Kafa yapısı, işçiye karşı aşağılık muamele, iş güvenliği konusunda
vurdumduymazlık, çeşitli kez bozulan asansörü seyir..
Düşünün,
inşaatte 24 saat çalışma izni alan, bir an önce bitirip gelsin parrrraaalar diye avucunu oğuşturan bir iş ahlaksızlığı
anlayışı, ikide bir bozulan asansörü tamir ettirecek zaman ayırabilir mi!

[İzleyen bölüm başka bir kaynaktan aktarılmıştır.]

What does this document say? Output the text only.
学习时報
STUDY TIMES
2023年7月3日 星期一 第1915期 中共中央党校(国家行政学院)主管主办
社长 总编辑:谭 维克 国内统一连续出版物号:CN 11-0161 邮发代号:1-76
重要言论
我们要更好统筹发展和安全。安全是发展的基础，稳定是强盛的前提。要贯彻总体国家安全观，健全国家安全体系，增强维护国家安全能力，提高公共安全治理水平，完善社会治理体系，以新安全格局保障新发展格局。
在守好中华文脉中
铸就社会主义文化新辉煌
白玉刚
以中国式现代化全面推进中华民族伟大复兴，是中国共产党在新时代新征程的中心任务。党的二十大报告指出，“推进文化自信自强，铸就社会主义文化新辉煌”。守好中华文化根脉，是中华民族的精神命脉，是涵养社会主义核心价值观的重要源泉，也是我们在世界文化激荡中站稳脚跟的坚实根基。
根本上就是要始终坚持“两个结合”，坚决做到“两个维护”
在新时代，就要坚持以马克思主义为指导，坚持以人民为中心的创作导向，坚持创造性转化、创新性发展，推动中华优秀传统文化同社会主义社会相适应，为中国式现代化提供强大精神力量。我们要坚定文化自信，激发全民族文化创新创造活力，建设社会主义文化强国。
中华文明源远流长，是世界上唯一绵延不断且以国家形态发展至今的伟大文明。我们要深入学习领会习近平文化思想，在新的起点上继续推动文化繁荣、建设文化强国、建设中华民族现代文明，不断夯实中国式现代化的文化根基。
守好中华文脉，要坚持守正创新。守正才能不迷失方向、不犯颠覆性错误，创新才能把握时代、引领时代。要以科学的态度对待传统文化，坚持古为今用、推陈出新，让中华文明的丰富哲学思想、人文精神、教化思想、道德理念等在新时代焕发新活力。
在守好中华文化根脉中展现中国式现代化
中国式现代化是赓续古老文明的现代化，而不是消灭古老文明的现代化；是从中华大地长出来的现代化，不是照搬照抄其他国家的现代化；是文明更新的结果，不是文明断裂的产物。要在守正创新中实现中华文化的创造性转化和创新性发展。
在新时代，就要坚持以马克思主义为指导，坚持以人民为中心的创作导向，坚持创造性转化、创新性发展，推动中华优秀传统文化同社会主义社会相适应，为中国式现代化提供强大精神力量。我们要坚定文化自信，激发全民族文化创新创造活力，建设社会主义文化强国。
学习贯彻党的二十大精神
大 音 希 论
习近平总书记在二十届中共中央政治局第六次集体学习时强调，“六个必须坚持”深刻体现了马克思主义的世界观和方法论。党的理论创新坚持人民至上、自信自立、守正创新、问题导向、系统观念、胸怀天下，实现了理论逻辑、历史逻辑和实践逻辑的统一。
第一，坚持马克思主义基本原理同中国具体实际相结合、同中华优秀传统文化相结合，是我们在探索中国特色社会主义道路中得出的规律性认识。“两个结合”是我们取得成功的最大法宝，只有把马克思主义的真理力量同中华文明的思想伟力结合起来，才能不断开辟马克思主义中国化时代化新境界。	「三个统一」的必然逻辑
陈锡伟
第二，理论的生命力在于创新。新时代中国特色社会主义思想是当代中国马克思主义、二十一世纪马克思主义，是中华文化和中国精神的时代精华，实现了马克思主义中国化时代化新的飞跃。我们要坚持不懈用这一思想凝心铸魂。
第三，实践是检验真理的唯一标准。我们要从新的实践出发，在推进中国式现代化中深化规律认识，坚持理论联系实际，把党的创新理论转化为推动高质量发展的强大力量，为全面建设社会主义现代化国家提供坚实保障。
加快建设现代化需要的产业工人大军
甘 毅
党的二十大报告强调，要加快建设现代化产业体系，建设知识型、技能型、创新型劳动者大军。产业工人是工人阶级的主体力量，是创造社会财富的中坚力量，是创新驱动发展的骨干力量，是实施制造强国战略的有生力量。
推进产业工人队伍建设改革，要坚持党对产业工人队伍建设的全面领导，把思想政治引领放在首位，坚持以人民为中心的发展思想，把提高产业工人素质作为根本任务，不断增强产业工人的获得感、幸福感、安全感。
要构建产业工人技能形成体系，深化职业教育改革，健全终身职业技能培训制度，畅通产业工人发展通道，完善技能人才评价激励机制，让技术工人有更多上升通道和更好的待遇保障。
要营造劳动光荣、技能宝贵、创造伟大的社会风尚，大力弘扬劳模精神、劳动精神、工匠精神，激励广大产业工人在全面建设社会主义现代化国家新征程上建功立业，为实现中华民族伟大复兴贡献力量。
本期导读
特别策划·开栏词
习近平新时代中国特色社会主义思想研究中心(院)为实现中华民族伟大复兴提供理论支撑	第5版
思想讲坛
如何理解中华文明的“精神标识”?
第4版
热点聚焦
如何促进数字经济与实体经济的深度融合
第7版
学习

Hayır; yoksa 24 saat çalışmayı gerçekleştiremez adamlar..
ÖLÜME DEĞİL YAŞAMA
SAHİP ÇIKIN
İş
cinayetleri, muhalefetin büyük bir
politika üretmesini bekliyor.. İktidar, yarattığı iş güvensizliği siyasi
ortamı ile, iş güvenliği alanını da istila etmiş tarumar etmiş durumda..
Mesela
muhalefetin bu konuda izleyeceği bir politika yok mu.. Yok yok, açıklama
yapıyorlar, kaza yerine gidiyorlar, demeçler veriyorlar.. İyi güzel de bu bir politika değil.. İş kazalarını sürekli
gündemlerine almalılar.. Çeşitli iş yerlerine girip, sendikalarla aktif bir
izleme/gözleme süreci geliştirip, kazaları önceleyecek ve önlemler alınmasının
teşvik edecek politikalardan bahsediyorum.. Bu alanda yoğun mücadele yöntemleri
geliştirerek, hem gelişirsin hem halkı savunursun ve iktidarı da
sıkıştırırsın..
Yani
muhalefet, ölüye değil yaşama sahip
çıkmalı öncelikle..
Bırakın yüksek
politikaları, aşağıya bakın, orada neler oluyor neler!
İnsan da orada, sağlık da orada, can da orada, iktidar da, sosyal / demokrat
parti de orada!
Ama
muhalefetin bu parti örgütlenmesi anlayışı ile sosyal demokrat ideolojinin
örtüşmesi mümkün mü?
ÇALIŞSALAR
PARTİ İKTİDAR OLUR
Bir
ana baba günü, büyük bir renklilik, yüzlerce güzel ve güler yüz.. Türkiye’nin
dört bir yanından, delege olmadığı halde havayı solumak ve umudunu tazelemek
için gelen çok sayıda insan...
Şüphesiz,
liderlik savaşından sonra en büyük mücadele Parti Meclisi’e girmek, 500’e yakın
başvuru ama 60 kişi seçilecek.. Kıran kırana..
Kartlar,
afişler, standlar, tişörtler, bayraklar.. Bir panayır yeri..
Bir partili
kolumdan çevirdi: Orhan Bey, kendileri
için iki gündür ne kadar çalıştıklarını görüyorsun, bu emeklerini halk içinde
parti için gösterseler, CHP iktidar olurdu..
Şüphesiz o
kadar değil, ama önemli bir doğruluk payı içermiyor mu bu sözler?!
***
Kılıçdaroğlu ve
ekibinin önünde seçime kadar 9 ay kadar zaman var. Ve iktidarın yeni anayasa
bastırması..
Bunu boşa
çıkarmanın tek yolu, yüzde 30’un üzerinde oy almaları. Oyunu koruyan veya bir
puan artıran bir parti yönetim, kendi beklentilerini bilemem, ama Türkiye’nin
beklentilerine ve iktidarın istila planlarını engellemeye asla yanıt
veremez....
Bunu nasıl
yapacaklar? Hırsızlık söylemleriyle mi yoksa ağırlıklı olarak iktidarın
yarattığı sorunlara sahip çıkarak, güçlü bir seçenek ortaya koyarak, iktidar
saflarında ağır gedikler açarak mı.. Ağır top ateşleriyle bu mümkün..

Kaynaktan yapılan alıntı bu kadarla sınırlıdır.